Jean-Yves* s’était pourtant levé du bon pied ce matin. Il s’était d’abord rendu aux toilettes évacuer les trois litres de Moët & Chandon descendu la veille en compagnie d’un ami investisseur ; il s’était ensuite préparé – sa bonne étant en vacances – et servi lui-même du café en provenance d’Éthiopie, ce qui n’avait du reste pas manqué de l’irriter mais n’avait cependant pas gâché – car à chaque jour suffit la peine de manquer de petites mains pour effectuer les basses besognes – ce beau début de journée où, pouvait-il voir à travers sa baie vitrée surplombant une anfractuosité lui offrant une vue sans nulle autre pareil sur la masse plébéienne d’ores et déjà affairée à ne rien faire, il fut plus tard victime d’une mésaventure sans commune mesure avec les difficultés qui l’assaillent d’ordinaire.
En effet, alors que, sur le coup des dix heures, il naviguait sur le web à la recherche d’un nouveau canapé où il pût poser son éminent fessier une fois ses responsabilités d’entrepreneur exercées, Jean-Yves tomba, au moment de passer à la caisse, sur ce qu’il est commun d’appeler un CAPTCHA. Un CAPTCAH est une famille de tests de Turing permettant de différencier de manière automatisée un utilisateur humain d’un ordinateur, nous apprend Wikipédia. Il consiste en un test défi-réponse où le plus souvent il s’agit de repérer des éléments comme une bouche d’incendie, des voitures, ou Xavier Dupont de Ligonnès sur une photographie prise à l’aide du Nokia 3510 de tante Huguette ; or parfois s’agit-il aussi de noter l’absence de certains éléments sur une image, à l’instar d’intelligence sur un cliché immortalisé lors de la Soirée d’été du Jeune Barreau. Quoi qu’il en soit, toujours les humains parviennent-ils, non sans une ostensible exaspération manifestée à l’aide d’un râle ou d’une insulte à l’endroit du CAPTCHA, à surmonter cet obstacle. Ce ne fut cependant pas le cas de Jean-Yves qui, tant il pesta contre la grille au sein de laquelle il devait cliquer pour identifier les différentes composantes d’un arbre, alerta Joséphine, sa voisine de palier, laquelle appela la police dont on sait qu’elle se rend plus rapidement dans les quartiers riches que dans les banlieues frappées de misère. Lorsque celle-ci arriva, Jean-Yves ne manqua pas, lui qui avait fait de l’Aïkido, de décharger son mécontentement sur les agents. Tuméfiés mais ne démordant pas pour autant de leur calme légendaire, ces derniers s’informèrent alors des causes du mécontentement de Jean-Yves qui vida son sac…
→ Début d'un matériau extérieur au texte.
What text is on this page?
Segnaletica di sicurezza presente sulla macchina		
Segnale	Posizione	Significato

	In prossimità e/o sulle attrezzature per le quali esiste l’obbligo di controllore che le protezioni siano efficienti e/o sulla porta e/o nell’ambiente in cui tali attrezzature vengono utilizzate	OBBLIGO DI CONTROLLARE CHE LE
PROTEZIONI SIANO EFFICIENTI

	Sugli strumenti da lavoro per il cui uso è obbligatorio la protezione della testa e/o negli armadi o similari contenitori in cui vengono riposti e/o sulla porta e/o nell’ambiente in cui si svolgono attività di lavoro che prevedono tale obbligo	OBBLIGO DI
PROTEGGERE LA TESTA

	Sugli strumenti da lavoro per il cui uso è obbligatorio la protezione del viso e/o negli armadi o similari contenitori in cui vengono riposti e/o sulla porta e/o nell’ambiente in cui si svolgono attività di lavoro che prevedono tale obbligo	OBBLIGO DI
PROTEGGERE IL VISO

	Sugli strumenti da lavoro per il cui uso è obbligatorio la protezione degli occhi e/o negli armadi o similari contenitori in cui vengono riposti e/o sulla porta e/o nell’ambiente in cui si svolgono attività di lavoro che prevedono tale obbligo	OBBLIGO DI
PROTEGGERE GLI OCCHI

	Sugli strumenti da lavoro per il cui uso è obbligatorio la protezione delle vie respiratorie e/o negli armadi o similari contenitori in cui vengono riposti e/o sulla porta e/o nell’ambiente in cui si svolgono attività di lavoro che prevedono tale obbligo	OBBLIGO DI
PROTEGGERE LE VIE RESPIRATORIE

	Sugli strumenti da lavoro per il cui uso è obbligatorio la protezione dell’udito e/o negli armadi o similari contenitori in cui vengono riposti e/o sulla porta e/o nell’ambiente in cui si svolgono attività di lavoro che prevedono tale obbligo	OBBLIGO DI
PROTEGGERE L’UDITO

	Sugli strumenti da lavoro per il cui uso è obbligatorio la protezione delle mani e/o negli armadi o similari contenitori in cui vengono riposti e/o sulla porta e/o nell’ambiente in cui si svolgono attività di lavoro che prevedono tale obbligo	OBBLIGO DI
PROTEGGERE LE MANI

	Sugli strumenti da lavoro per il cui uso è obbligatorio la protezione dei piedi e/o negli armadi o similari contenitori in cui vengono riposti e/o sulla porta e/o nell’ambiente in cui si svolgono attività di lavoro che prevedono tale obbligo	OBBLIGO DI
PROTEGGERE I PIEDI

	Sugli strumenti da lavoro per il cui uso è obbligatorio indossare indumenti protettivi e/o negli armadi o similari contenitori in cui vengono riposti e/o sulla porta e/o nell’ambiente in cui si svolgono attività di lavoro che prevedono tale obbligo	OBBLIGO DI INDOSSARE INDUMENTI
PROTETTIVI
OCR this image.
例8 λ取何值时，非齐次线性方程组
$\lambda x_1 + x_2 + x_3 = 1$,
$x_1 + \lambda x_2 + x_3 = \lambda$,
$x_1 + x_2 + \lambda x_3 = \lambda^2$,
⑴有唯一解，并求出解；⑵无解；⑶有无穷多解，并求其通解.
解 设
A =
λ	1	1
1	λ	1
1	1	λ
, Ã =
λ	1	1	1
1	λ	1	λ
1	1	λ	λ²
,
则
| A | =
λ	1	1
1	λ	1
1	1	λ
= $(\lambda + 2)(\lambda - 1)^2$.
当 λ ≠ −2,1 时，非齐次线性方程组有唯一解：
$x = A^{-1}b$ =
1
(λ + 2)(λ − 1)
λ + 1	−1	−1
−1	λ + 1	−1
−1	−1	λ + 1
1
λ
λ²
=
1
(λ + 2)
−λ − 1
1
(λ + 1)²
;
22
Notre Rédaction n’en sait pas plus des évènements qui s’ensuivirent… En revanche, elle sait qu’une décision de justice a déclaré, plus tard dans la journée, que Jean-Yves était incapable de discernement en raison de son affiliation au Parti libéral-radical. Eh oui, normalement une tête bien faite reconnaît un arbre lorsqu’elle en voit un. Tandis qu’une tête bien pleine d’inepties associant des idées antithétiques comme l’écologie et le marché s’échine à voir en l’arbre sa prochaine commode Maisons du Monde.
La Rédaction.
*Nom d’emprunt, même si tout le monde sait pertinemment que le personnage qui se cache derrière cette mésaventure se prénomme Philippe ; de nom Nantermod.